- This event has passed.
Quantitative Issues in Cancer Research Working Seminar
October 3 @ 1:00 pm - 1:50 pm
Doctoral Student, Department of Biostatistics, Harvard University
“Bayesian approaches to multi-study matrix decompositions of heterogeneous genomics datasets”
ABSTRACT: Analyzing multiple studies allows leveraging data from a range of sources and populations, but until recently, there have been limited methodologies to approach the joint unsupervised analysis of multiple high-dimensional studies. Recent methods can identify shared signals across datasets, as well as signals specific to particular groups. However, especially as the number of datasets grows, we expect the presence of signals with more complex sharing patterns. We propose two flexible Bayesian multi-study latent feature models to address this problem. The first is a combinatorial multi-study factor analysis method, which identifies latent factors that can be shared by any combination of studies. We model the subsets of studies that share latent factors with an Indian Buffet Process, and demonstrate our method’s utility not only in dimension reduction but also in covariance estimation. The second is an extension of this approach to multi-study non-negative matrix factorization, specialized to application in the characterization of mutational signatures from tumor genomes.
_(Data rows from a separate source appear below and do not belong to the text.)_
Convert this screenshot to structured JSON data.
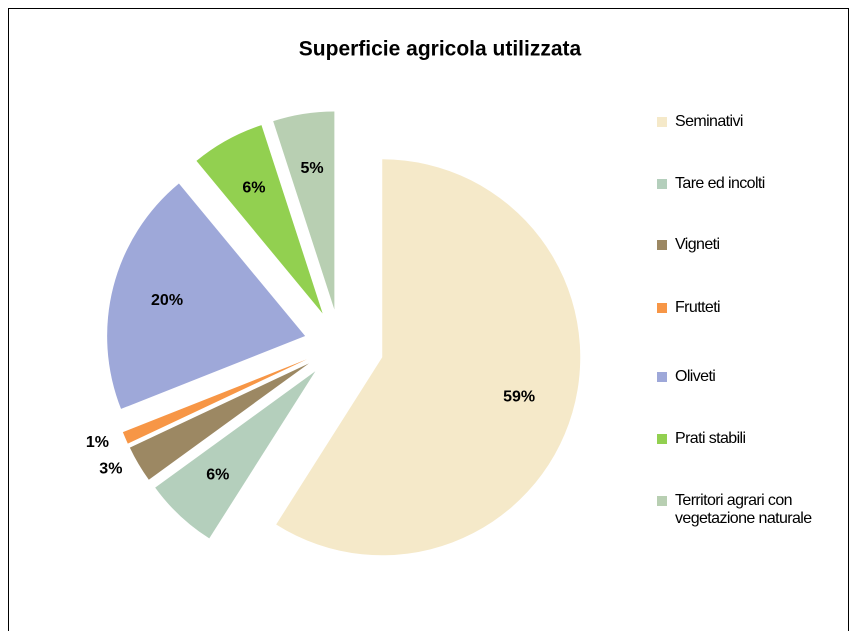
{
  "chart_data": {
    "type": "pie",
    "title": "Superficie agricola utilizzata",
    "categories": [
      "Seminativi",
      "Tare ed incolti",
      "Vigneti",
      "Frutteti",
      "Oliveti",
      "Prati stabili",
      "Territori agrari con vegetazione naturale"
    ],
    "values": [
      59,
      6,
      3,
      1,
      20,
      6,
      5
    ],
    "value_labels": [
      "59%",
      "6%",
      "3%",
      "1%",
      "20%",
      "6%",
      "5%"
    ],
    "colors": [
      "#f5e9c9",
      "#b4cfbc",
      "#9c8863",
      "#f79646",
      "#9ea8d9",
      "#92d050",
      "#b8cfb2"
    ],
    "legend": "right"
  }
}
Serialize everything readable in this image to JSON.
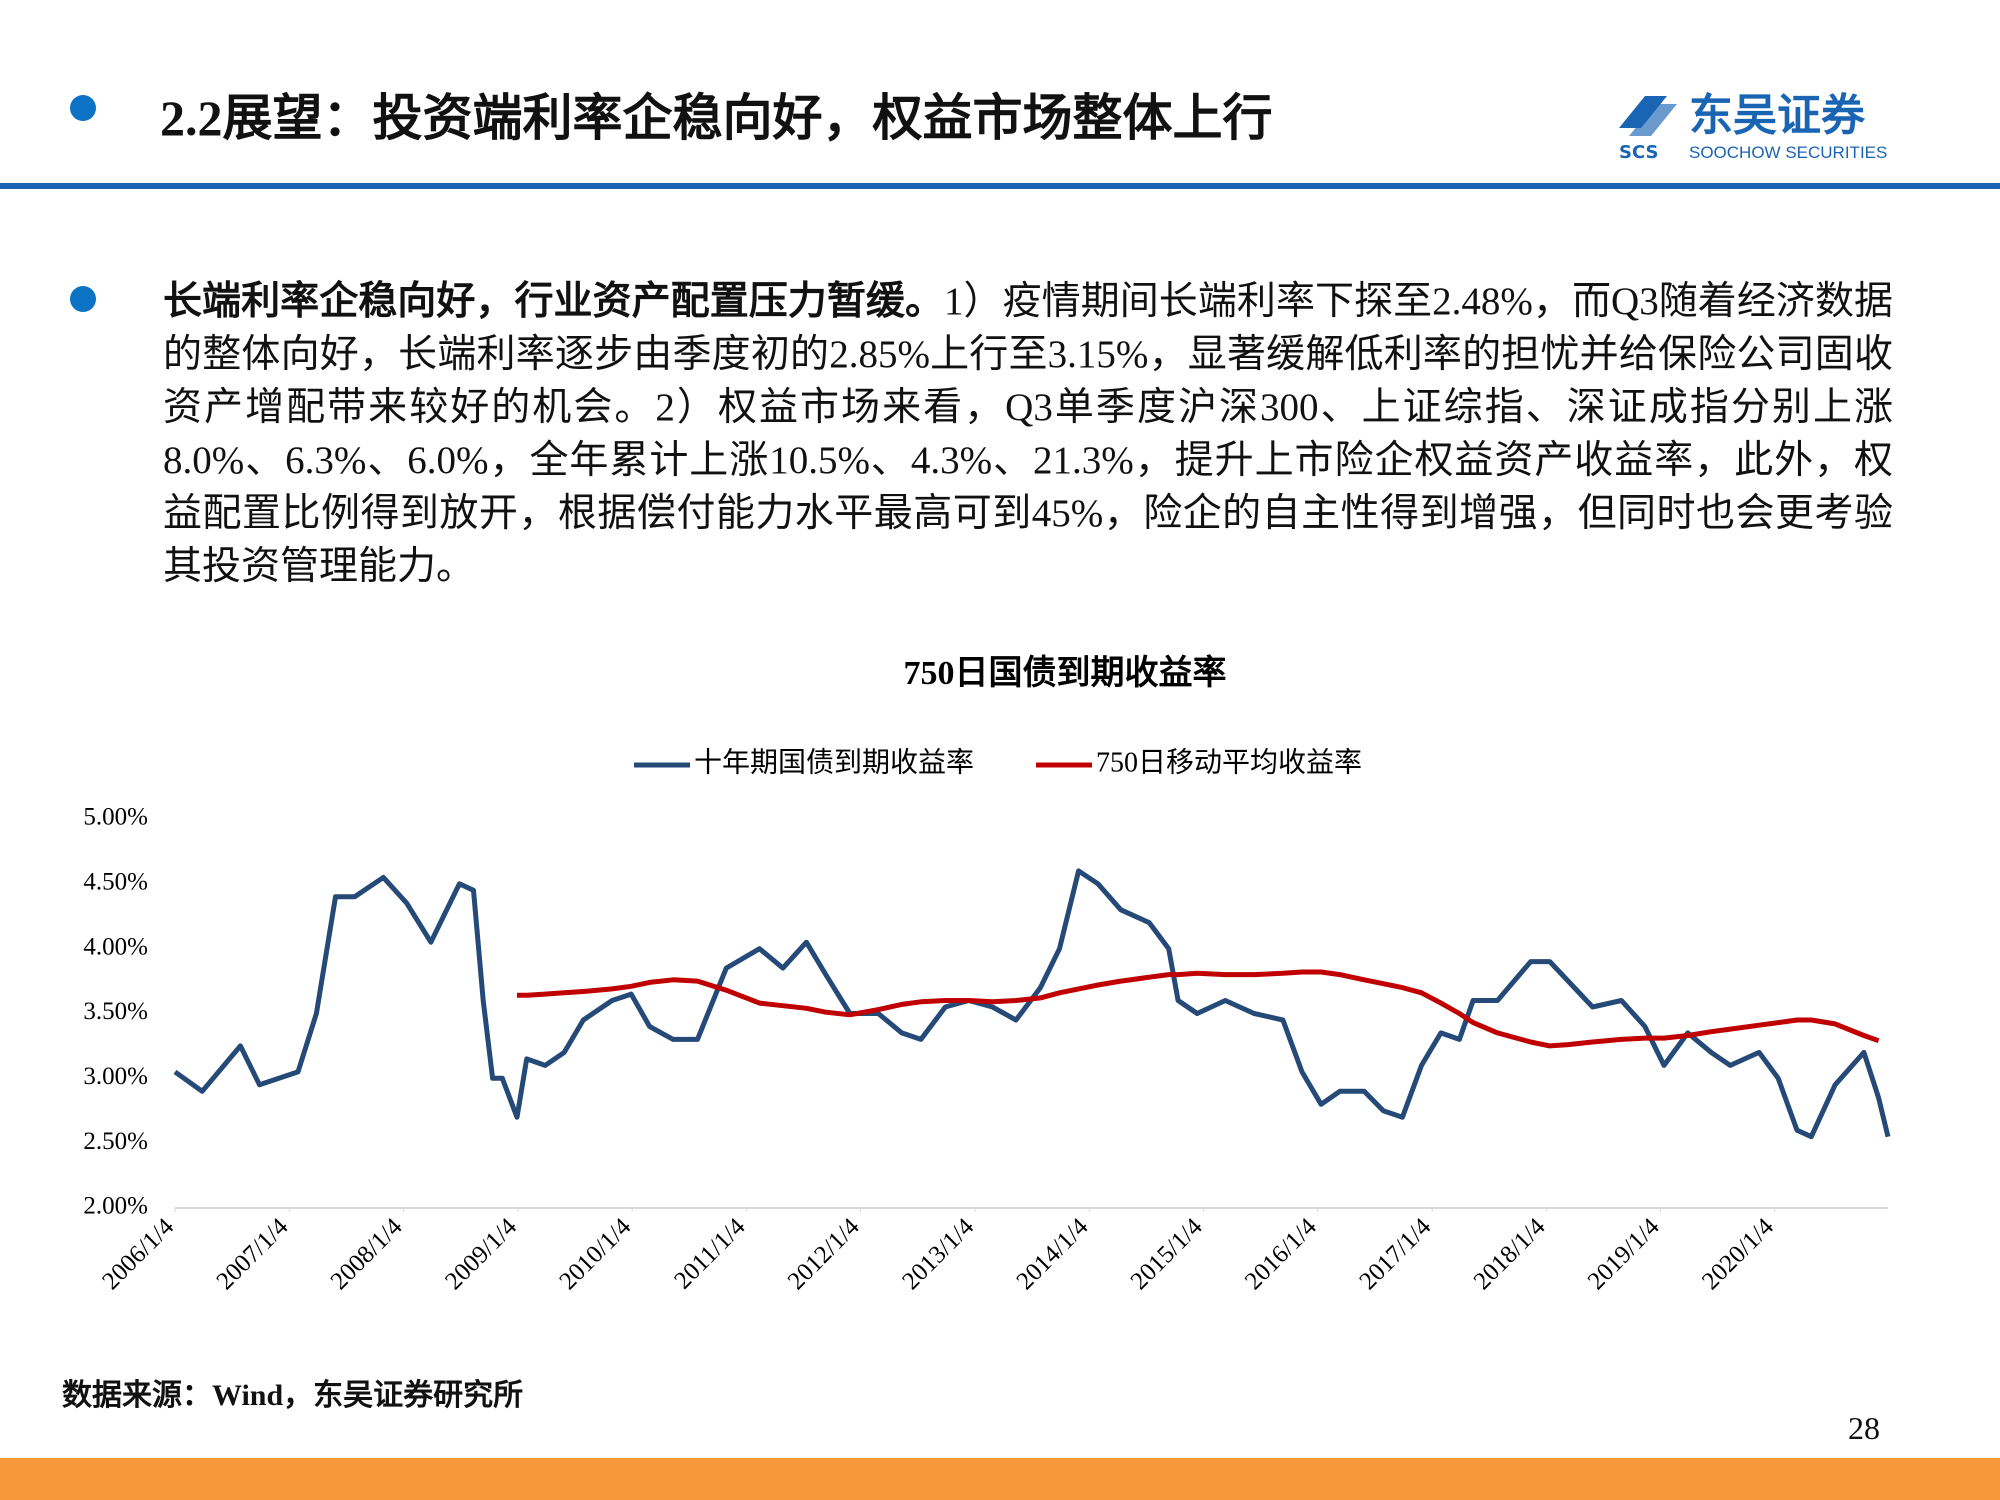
{
  "header": {
    "title": "2.2展望：投资端利率企稳向好，权益市场整体上行",
    "logo_cn": "东吴证券",
    "logo_abbr": "SCS",
    "logo_en": "SOOCHOW SECURITIES"
  },
  "body": {
    "bold": "长端利率企稳向好，行业资产配置压力暂缓。",
    "text": "1）疫情期间长端利率下探至2.48%，而Q3随着经济数据的整体向好，长端利率逐步由季度初的2.85%上行至3.15%，显著缓解低利率的担忧并给保险公司固收资产增配带来较好的机会。2）权益市场来看，Q3单季度沪深300、上证综指、深证成指分别上涨8.0%、6.3%、6.0%，全年累计上涨10.5%、4.3%、21.3%，提升上市险企权益资产收益率，此外，权益配置比例得到放开，根据偿付能力水平最高可到45%，险企的自主性得到增强，但同时也会更考验其投资管理能力。"
  },
  "chart_data": {
    "type": "line",
    "title": "750日国债到期收益率",
    "x": [
      "2006/1/4",
      "2006/4/1",
      "2006/8/1",
      "2006/10/1",
      "2007/2/1",
      "2007/4/1",
      "2007/6/1",
      "2007/8/1",
      "2007/11/1",
      "2008/1/15",
      "2008/4/1",
      "2008/7/1",
      "2008/8/15",
      "2008/9/15",
      "2008/10/15",
      "2008/11/15",
      "2009/1/1",
      "2009/2/1",
      "2009/4/1",
      "2009/6/1",
      "2009/8/1",
      "2009/11/1",
      "2010/1/1",
      "2010/3/1",
      "2010/5/15",
      "2010/8/1",
      "2010/11/1",
      "2011/2/15",
      "2011/5/1",
      "2011/7/15",
      "2011/9/15",
      "2011/12/1",
      "2012/3/1",
      "2012/5/15",
      "2012/7/15",
      "2012/10/1",
      "2012/12/15",
      "2013/3/1",
      "2013/5/15",
      "2013/8/1",
      "2013/10/1",
      "2013/12/1",
      "2014/2/1",
      "2014/4/15",
      "2014/7/15",
      "2014/9/15",
      "2014/10/15",
      "2014/12/15",
      "2015/3/15",
      "2015/6/15",
      "2015/9/15",
      "2015/11/15",
      "2016/1/15",
      "2016/3/15",
      "2016/6/1",
      "2016/8/1",
      "2016/10/1",
      "2016/12/1",
      "2017/2/1",
      "2017/4/1",
      "2017/5/15",
      "2017/8/1",
      "2017/11/15",
      "2018/1/15",
      "2018/3/15",
      "2018/6/1",
      "2018/9/1",
      "2018/11/15",
      "2019/1/15",
      "2019/4/1",
      "2019/6/15",
      "2019/8/15",
      "2019/11/15",
      "2020/1/15",
      "2020/3/15",
      "2020/4/30",
      "2020/7/15",
      "2020/10/15",
      "2020/12/1",
      "2020/12/31"
    ],
    "series": [
      {
        "name": "十年期国债到期收益率",
        "color": "#254a78",
        "values": [
          3.05,
          2.9,
          3.25,
          2.95,
          3.05,
          3.5,
          4.4,
          4.4,
          4.55,
          4.35,
          4.05,
          4.5,
          4.45,
          3.6,
          3.0,
          3.0,
          2.7,
          3.15,
          3.1,
          3.2,
          3.45,
          3.6,
          3.65,
          3.4,
          3.3,
          3.3,
          3.85,
          4.0,
          3.85,
          4.05,
          3.8,
          3.5,
          3.5,
          3.35,
          3.3,
          3.55,
          3.6,
          3.55,
          3.45,
          3.7,
          4.0,
          4.6,
          4.5,
          4.3,
          4.2,
          4.0,
          3.6,
          3.5,
          3.6,
          3.5,
          3.45,
          3.05,
          2.8,
          2.9,
          2.9,
          2.75,
          2.7,
          3.1,
          3.35,
          3.3,
          3.6,
          3.6,
          3.9,
          3.9,
          3.75,
          3.55,
          3.6,
          3.4,
          3.1,
          3.35,
          3.2,
          3.1,
          3.2,
          3.0,
          2.6,
          2.55,
          2.95,
          3.2,
          2.85,
          2.55
        ]
      },
      {
        "name": "750日移动平均收益率",
        "color": "#c00000",
        "values": [
          null,
          null,
          null,
          null,
          null,
          null,
          null,
          null,
          null,
          null,
          null,
          null,
          null,
          null,
          null,
          null,
          3.64,
          3.64,
          3.65,
          3.66,
          3.67,
          3.69,
          3.71,
          3.74,
          3.76,
          3.75,
          3.68,
          3.58,
          3.56,
          3.54,
          3.51,
          3.49,
          3.53,
          3.57,
          3.59,
          3.6,
          3.6,
          3.59,
          3.6,
          3.62,
          3.66,
          3.69,
          3.72,
          3.75,
          3.78,
          3.8,
          3.8,
          3.81,
          3.8,
          3.8,
          3.81,
          3.82,
          3.82,
          3.8,
          3.76,
          3.73,
          3.7,
          3.66,
          3.58,
          3.5,
          3.43,
          3.35,
          3.28,
          3.25,
          3.26,
          3.28,
          3.3,
          3.31,
          3.31,
          3.33,
          3.36,
          3.38,
          3.41,
          3.43,
          3.45,
          3.45,
          3.42,
          3.33,
          3.29,
          null
        ]
      }
    ],
    "xlim": [
      "2006/1/4",
      "2020/12/31"
    ],
    "xticks": [
      "2006/1/4",
      "2007/1/4",
      "2008/1/4",
      "2009/1/4",
      "2010/1/4",
      "2011/1/4",
      "2012/1/4",
      "2013/1/4",
      "2014/1/4",
      "2015/1/4",
      "2016/1/4",
      "2017/1/4",
      "2018/1/4",
      "2019/1/4",
      "2020/1/4"
    ],
    "ylim": [
      2,
      5
    ],
    "yticks": [
      {
        "value": 2,
        "label": "2.00%"
      },
      {
        "value": 2.5,
        "label": "2.50%"
      },
      {
        "value": 3,
        "label": "3.00%"
      },
      {
        "value": 3.5,
        "label": "3.50%"
      },
      {
        "value": 4,
        "label": "4.00%"
      },
      {
        "value": 4.5,
        "label": "4.50%"
      },
      {
        "value": 5,
        "label": "5.00%"
      }
    ],
    "legend": "top"
  },
  "footer": {
    "source": "数据来源：Wind，东吴证券研究所",
    "page": "28"
  }
}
We develop both fully unsupervised and semi-supervised approaches, which allows novel signatures to be discovered and known signatures to be recovered. Finally, we incorporate tumor-level covariates into the model to estimate associations with signatures, using a non-local spike-and-slab prior to enforce biologically plausible sparsity. We demonstrate both approaches in integrating multiple datasets from breast and colorectal cancer respectively.